Estate claims can be complicated, and the State has made many errors in their implementation. If you receive notice of an estate claim, contact your attorney, legal services office, or CANHR at 1-800-474-1116.
How to Avoid an Estate Claim
After January 1, 2017, only those receiving nursing home or home and community based services will have their estates subject to recovery. So, if you are receiving such services, estate planning is highly recommended to ensure that your estate will not be subject to probate and thus, subject to recovery. A number of low-risk estate planning mechanisms will now be available to avoid recovery, such as living trusts, joint tenancies, etc. A Medi-Cal recipient can also transfer any exempt property, including the exempt home, to anyone prior to death without impacting eligibility for Medi-Cal.
Transfer of Interest in Your Home
If you decide to transfer your home, we strongly suggest that you consult with an attorney experienced in Estate Planning for Long Term Care before any transfer is made. Real property transfers usually involve tax consequences, which may outweigh the benefits of the transfer.
Contrary to popular myth, there is no 30-month “waiting period” for transferring an exempt asset–even a home. In fact, under federal law, title to the principal residence may be transferred to the following persons at any time without affecting Medi-Cal eligibility:
- a spouse;
- a son or daughter under age 21 or who is blind or permanently disabled;
- a sibling who has equity in the home and who was residing there for at least one year immediately prior to the individual’s admission to a nursing home;
- a son or daughter who was living there for at least two years immediately prior to the individual’s admission to a nursing home and who provided care which enabled the parent to live at home;
- to anyone, so long as the home was exempt at the time of transfer.

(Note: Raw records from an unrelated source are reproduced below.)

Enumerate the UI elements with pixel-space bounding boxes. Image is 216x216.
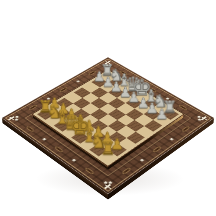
chess-set-product-photo[interactable]: ♜♞♝♛♚♝♞♜♟♟♟♟♟♟♟♟♟♟♟♟♟♟♟♟♜♞♝♛♚♝♞♜ — [0, 0, 216, 216]
piece-silver-pawn: ♟ — [155, 107, 168, 121]
inlay-cartouche — [84, 167, 95, 174]
inlay-cartouche — [25, 126, 35, 133]
inlay-pearl-dot — [198, 118, 202, 120]
inlay-pearl-dot — [43, 138, 47, 140]
inlay-cartouche — [54, 146, 64, 153]
inlay-pearl-dot — [104, 181, 108, 184]
inlay-cartouche — [152, 146, 162, 153]
piece-gold-rook: ♜ — [100, 140, 115, 157]
inlay-cartouche — [121, 167, 132, 174]
inlay-corner-star — [9, 116, 14, 120]
inlay-cartouche — [181, 126, 191, 133]
inlay-pearl-dot — [108, 181, 112, 184]
inlay-pearl-dot — [72, 159, 76, 162]
inlay-corner-star — [201, 116, 207, 120]
inlay-pearl-dot — [140, 159, 144, 162]
inlay-corner-star — [104, 184, 111, 189]
chess-board: ♜♞♝♛♚♝♞♜♟♟♟♟♟♟♟♟♟♟♟♟♟♟♟♟♜♞♝♛♚♝♞♜ — [2, 57, 214, 194]
scene: ♜♞♝♛♚♝♞♜♟♟♟♟♟♟♟♟♟♟♟♟♟♟♟♟♜♞♝♛♚♝♞♜ — [0, 0, 216, 216]
inlay-pearl-dot — [15, 118, 19, 120]
inlay-pearl-dot — [170, 138, 174, 140]
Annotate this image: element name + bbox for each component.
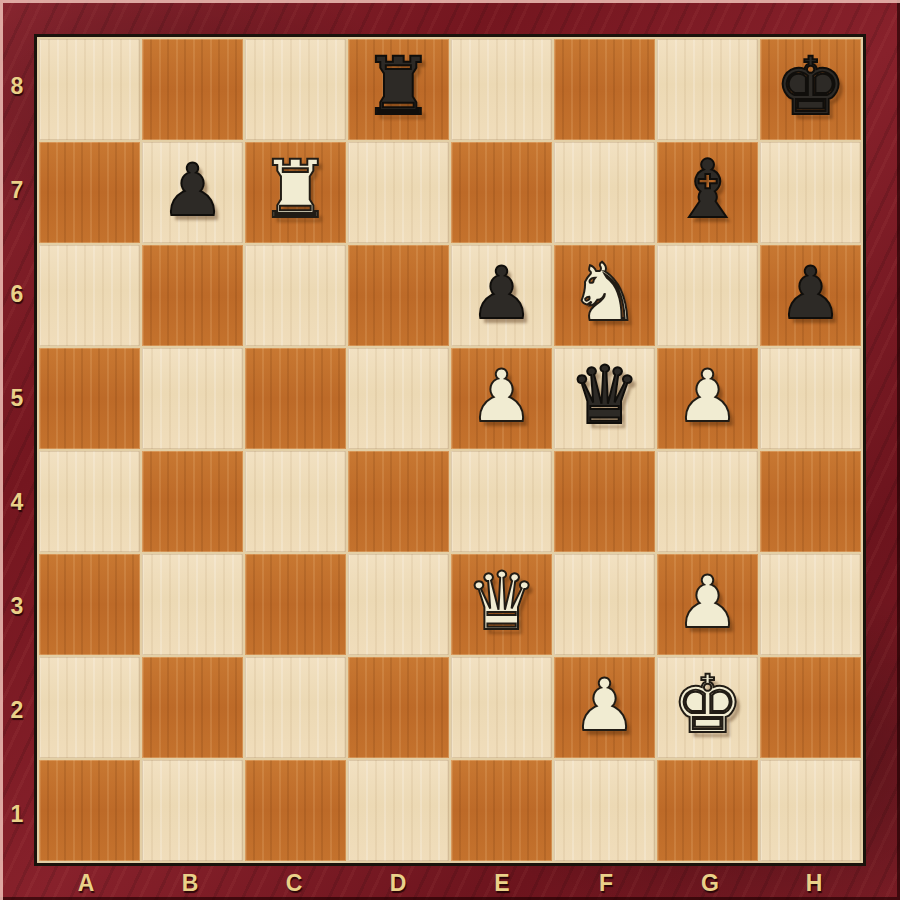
square-c1[interactable] [245,760,346,861]
square-g5[interactable]: ♟ [657,348,758,449]
file-label-f: F [554,866,658,900]
white-pawn[interactable]: ♟ [675,360,740,432]
rank-label-6: 6 [0,242,34,346]
square-b3[interactable] [142,554,243,655]
square-f8[interactable] [554,39,655,140]
square-b8[interactable] [142,39,243,140]
square-h7[interactable] [760,142,861,243]
white-pawn[interactable]: ♟ [572,669,637,741]
square-g7[interactable]: ♝ [657,142,758,243]
black-pawn[interactable]: ♟ [160,154,225,226]
square-a7[interactable] [39,142,140,243]
square-b4[interactable] [142,451,243,552]
square-g3[interactable]: ♟ [657,554,758,655]
square-d3[interactable] [348,554,449,655]
square-c4[interactable] [245,451,346,552]
black-pawn[interactable]: ♟ [469,257,534,329]
white-pawn[interactable]: ♟ [469,360,534,432]
square-b5[interactable] [142,348,243,449]
white-king[interactable]: ♚ [672,665,744,745]
black-pawn[interactable]: ♟ [778,257,843,329]
square-a5[interactable] [39,348,140,449]
square-e8[interactable] [451,39,552,140]
square-e7[interactable] [451,142,552,243]
file-label-d: D [346,866,450,900]
square-h4[interactable] [760,451,861,552]
square-c2[interactable] [245,657,346,758]
square-b6[interactable] [142,245,243,346]
square-g4[interactable] [657,451,758,552]
square-c6[interactable] [245,245,346,346]
square-d1[interactable] [348,760,449,861]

Note: even if no one lives in the home, as long as the Medi-Cal applicant checks “yes” on the application concerning intent to return home, the home is exempt and can be transferred. If the home is transferred while the Medi-Cal beneficiary is alive, there is no estate claim on the home.
Transfer of the Home to a Spouse
The law allows transfer of a home to an at-home spouse without affecting Medi-Cal eligibility. This applies whether the transfer occurs prior to or after your spouse enters a nursing home.
If your spouse in the nursing home no longer has any interest in the home, anything you do with the house will not affect your spouse’s Medi-Cal eligibility. You can move out of the home, rent it, or sell it, all without affecting your spouse’s Medi-Cal eligibility.
However, there is an important timing issue here. For eligibility purposes, as an at-home spouse, you are only allowed to keep up to $120,900 in non-exempt assets (for 2017). If you sell the home before your spouse applies for Medi-Cal, the proceeds from the sale will count towards that limit, since cash is a non-exempt asset.
Thus, if you intend to sell the home, it is generally best to wait until after your spouse is on Medi-Cal and the home is in your name only. Once Medi-Cal eligibility is established, assets acquired by the at-home spouse are not counted.